Jumlah DPT hasil rapat pleno KPU Bone yang terakhir sebesar 553.107 jiwa.  Bila dibandingkan dengan data penduduk potensial pemilih pemilu (DP4)  Kab. Bone sebesar 579.759 Jiwa maka selisihnya sebesar 26.652 jiwa.  Jika data DP4 berbasiskan E-KTP maka ada sekitar 26.652 orang yang tidak tercatat di DPT.  Terlepas dari akurat atau tidaknya data DP4, yang perlu diperhatikan oleh penyelenggara pemilu adalah tetap selalu mencari warga tidak terdaftar yang memenuhi syarat ikut memilih,  karena masih ada kesempatan untuk  dicatat dalam Daftar Pemilih Khusus ataupun  Daftar Pemilih Khusus Tambahan.
3.      Orang yang Tidak Bisa Tinggalkan Rumah
Salah satu syarat untuk didaftar dalam DPT adalah WNI yang berusia 17 tahun atau lebih atau sudah/pernah kawin, ini berarti di dalam DPT akan ada orang jompo, disabel atau orang sakit yang tidak mempunyai kemampuan untuk datang ke TPS untuk memilih .  Adanya keharusan pemilih datang di TPS untuk memilih, tidak adanya pelayanan pemberian suara dalam bentuk Kotak suara berjalan bagi mereka dan berubahnya wajib pilih menjadi hak pilih menjadikan orang dalam kelompok  ini lebih memilih untuk  tetap tinggal dirumah.  Kelompok ini jumlahnya tidak terlalu banyak namun dalam pemilu satu suara sangat berarti.
4.          Orang yang Sedang Berpergian
Umumnya pemilih yang hanya mengetahui bahwa mereka hanya dapat memilih  di TPS dimana terdaftar.
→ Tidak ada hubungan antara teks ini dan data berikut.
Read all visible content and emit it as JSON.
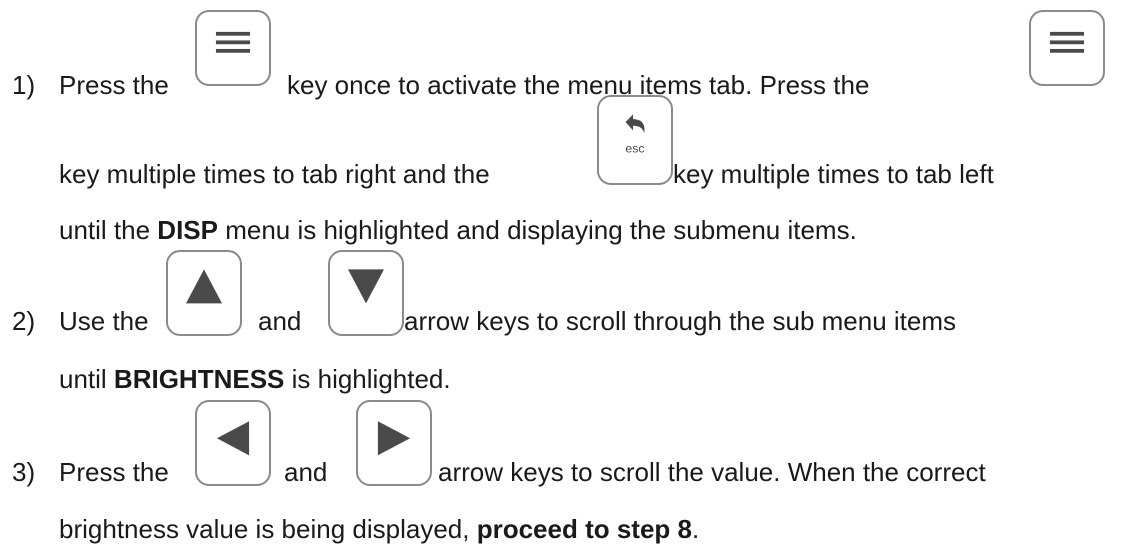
{
  "steps": [
    {
      "number": "1)",
      "l1a": "Press the",
      "l1b": "key once to activate the menu items tab.  Press the",
      "l2a": "key multiple times to tab right and the",
      "l2b": "key multiple times to tab left",
      "l3a": "until the ",
      "l3b": "DISP",
      "l3c": " menu is highlighted and displaying the submenu items."
    },
    {
      "number": "2)",
      "l1a": "Use the",
      "l1b": "and",
      "l1c": "arrow keys to scroll through the sub menu items",
      "l2a": "until ",
      "l2b": "BRIGHTNESS",
      "l2c": " is highlighted."
    },
    {
      "number": "3)",
      "l1a": "Press the",
      "l1b": "and",
      "l1c": "arrow keys to scroll the value.  When the correct",
      "l2a": "brightness value is being displayed, ",
      "l2b": "proceed to step 8",
      "l2c": "."
    }
  ],
  "keys": {
    "menu_icon": "menu-icon",
    "esc_label": "esc",
    "up_icon": "up-arrow-icon",
    "down_icon": "down-arrow-icon",
    "left_icon": "left-arrow-icon",
    "right_icon": "right-arrow-icon"
  },
  "colors": {
    "text": "#1a1a1a",
    "key_border": "#8a8a8a",
    "key_icon": "#4a4a4a"
  }
}
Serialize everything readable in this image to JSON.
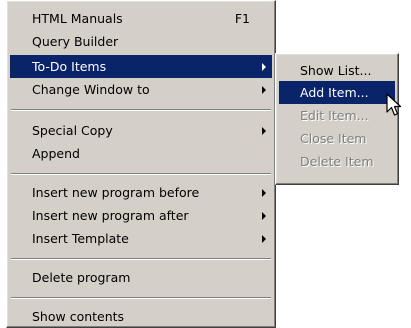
{
  "main_menu": {
    "items": [
      {
        "label": "HTML Manuals",
        "shortcut": "F1"
      },
      {
        "label": "Query Builder"
      },
      {
        "label": "To-Do Items"
      },
      {
        "label": "Change Window to"
      },
      {
        "label": "Special Copy"
      },
      {
        "label": "Append"
      },
      {
        "label": "Insert new program before"
      },
      {
        "label": "Insert new program after"
      },
      {
        "label": "Insert Template"
      },
      {
        "label": "Delete program"
      },
      {
        "label": "Show contents"
      }
    ]
  },
  "submenu": {
    "items": [
      {
        "label": "Show List..."
      },
      {
        "label": "Add Item..."
      },
      {
        "label": "Edit Item..."
      },
      {
        "label": "Close Item"
      },
      {
        "label": "Delete Item"
      }
    ]
  },
  "colors": {
    "menu_bg": "#d4d0c8",
    "highlight": "#0a246a",
    "disabled_text": "#808080"
  },
  "icons": {
    "submenu_arrow": "triangle-right",
    "cursor": "arrow-pointer"
  }
}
Sehingga ketika meninggalkan tempat pada hari pemungutan suara maka mereka tidak menyalurkan hak suaranya.  Padahal setiap pemilih dapat menyalurkan hak suaranya dimana  berada dengan cara menjadi pemilih tambahan di TPS dimana berada dengan syarat harus memiliki surat keterangan pindah memilih dari PPS dimana terdaftar dalam DPT.


5.      Orang yang  Berada di Rumah Sakit
Ketidaktahuan cara memilih bila pada hari pencoblosan kita berada di rumah sakit dan tidak adanya TPS khusus akan menjadi penyebab tidak tersalurnya suara pemilih.  Oleh karena itu yang perlu dipahami oleh masyarakat adalah bagi pemilih atau  keluarga yang menjalani rawat inap dirumah sakit, dan tenaga medis atau karyawan rumah sakit dapat menyalurkan hak suaranya di TPS yang terdekat dari rumah sakit dengan syarat harus melapor ke KPPS tersebut bila tidak terdaftar sebagai pemilih tetap di TPS tersebut.
6.      Tahanan
Pemilih yang berada di lembaga pemasyarakatan dapat menyalurkan suaranya di TPS yang berada di Lembaga Pemasyarakatan baik sebagai pemilih yang terdaftar dalam DPT maupun sebagai pemilih tambahan.  Yang menjadi persoalan adalah pemilih yang menjadi tahanan di Polres atau polsek akan riskan bila pihak kepolisian memberi kesempatan keluar dari tahanan untuk memilih di TPS terdekat.
7.      Undangan Yang Tidak Sampai ke Pemilih
Persoalan ini menjadi salah satu hal klasik dalam kepemiluan yang disebabkan oleh menajemen logistik kepemiluan yang berjalan maksimal.  Kondisi ini diperparah oleh adanya pemahaman pemilih yang menganggap bahwa kalau undangan tidak sampai, pemilih merasa tidak berhak memilih.  Padahal pemilih dapat menyalurkan hak suaranya walaupun tidak memiliki undangan (Formulir Model C6) asalkan namanya terdaftar di Daftar Pemilih Tetap (DPT), Daftar Pemilih Tambahan (DPTb), Daftar Pemilih Khusus (DPK) dan Daftar Pemilih Khusus Tambahan (DPKTb). 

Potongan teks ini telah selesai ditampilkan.